Außerdem gibt es Berichte, dass Stormé DeLarverie die Aufstände in dieser Nacht mit ausgelöst hat. Sie war eine lesbische Frau, die in New Orleans als Tochter einer afroamerikanischen Mutter und eines weißen Vaters geboren wurde. Ihre Mutter arbeitete als Hausangestellte bei der wohlhabenden Familie ihres Vaters, den sie später auch heiratete. Stormé DeLarverie trat als Drag King auf und ist bekannt für ihre Vorliebe androgyner Kleidung, die sie privat trug - oft wird Stormé als frühes Beispiel einer Entwicklung genannt, in der "geschlechtsneutrale" Kleidung gesellschaftsfähiger und beliebter wurde.
Hier wird deutlich, dass es schlichtweg nicht richtig ist, wenn in verschiedenen Quellen und der Überlieferung ausschließlich von "Schwulenbars" oder der "Schwulenbewegung" gesprochen wird. In dieser Nacht haben u. a. drei Personen den Grundstein für eine gesellschaftliche Entwicklung und den Menschenrechtskampf gelegt, die nicht schwul waren.

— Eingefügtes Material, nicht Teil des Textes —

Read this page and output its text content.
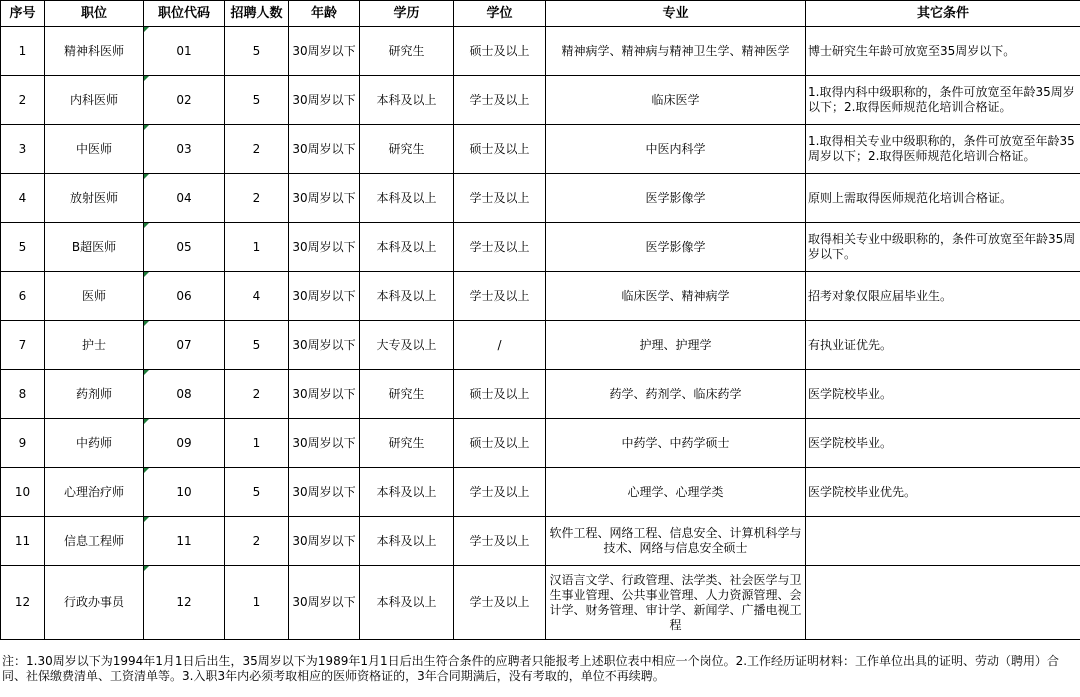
序号	职位	职位代码	招聘人数	年龄	学历	学位	专业	其它条件
1	精神科医师	01	5	30周岁以下	研究生	硕士及以上	精神病学、精神病与精神卫生学、精神医学	博士研究生年龄可放宽至35周岁以下。
2	内科医师	02	5	30周岁以下	本科及以上	学士及以上	临床医学	1.取得内科中级职称的，条件可放宽至年龄35周岁以下；2.取得医师规范化培训合格证。
3	中医师	03	2	30周岁以下	研究生	硕士及以上	中医内科学	1.取得相关专业中级职称的，条件可放宽至年龄35周岁以下；2.取得医师规范化培训合格证。
4	放射医师	04	2	30周岁以下	本科及以上	学士及以上	医学影像学	原则上需取得医师规范化培训合格证。
5	B超医师	05	1	30周岁以下	本科及以上	学士及以上	医学影像学	取得相关专业中级职称的，条件可放宽至年龄35周岁以下。
6	医师	06	4	30周岁以下	本科及以上	学士及以上	临床医学、精神病学	招考对象仅限应届毕业生。
7	护士	07	5	30周岁以下	大专及以上	/	护理、护理学	有执业证优先。
8	药剂师	08	2	30周岁以下	研究生	硕士及以上	药学、药剂学、临床药学	医学院校毕业。
9	中药师	09	1	30周岁以下	研究生	硕士及以上	中药学、中药学硕士	医学院校毕业。
10	心理治疗师	10	5	30周岁以下	本科及以上	学士及以上	心理学、心理学类	医学院校毕业优先。
11	信息工程师	11	2	30周岁以下	本科及以上	学士及以上	软件工程、网络工程、信息安全、计算机科学与技术、网络与信息安全硕士	
12	行政办事员	12	1	30周岁以下	本科及以上	学士及以上	汉语言文学、行政管理、法学类、社会医学与卫生事业管理、公共事业管理、人力资源管理、会计学、财务管理、审计学、新闻学、广播电视工程	
注：1.30周岁以下为1994年1月1日后出生，35周岁以下为1989年1月1日后出生符合条件的应聘者只能报考上述职位表中相应一个岗位。2.工作经历证明材料：工作单位出具的证明、劳动（聘用）合同、社保缴费清单、工资清单等。3.入职3年内必须考取相应的医师资格证的，3年合同期满后，没有考取的，单位不再续聘。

Zurück in das Jahr 1969, in die Nacht in der Christopher Street, die Geschichte geschrieben hat. Marsha P. Johnson war zu diesem Zeitpunkt 24 Jahre, Sylvia Rivera 18 Jahre und Stormé DeLarverie 49 Jahre alt. Da in der Vergangenheit vonseiten der queeren Community bei diesen Razzien kein oder nur wenig Widerstand geleistet wurde, war die Polizei überrascht von den Reaktionen. In der Schlägerei wurden die acht ursprünglich angerückten Beamten schnell überwältigt und flüchteten sich in die Bar. Immer mehr Menschen strömten herbei, überall erklang die Parole "Gay Power!". Letztendlich standen 2.000 Protestierende einem Aufgebot von 400 Cops gegenüber. Die Polizei versuchte die Menge auseinanderzutreiben. Menschen, die als...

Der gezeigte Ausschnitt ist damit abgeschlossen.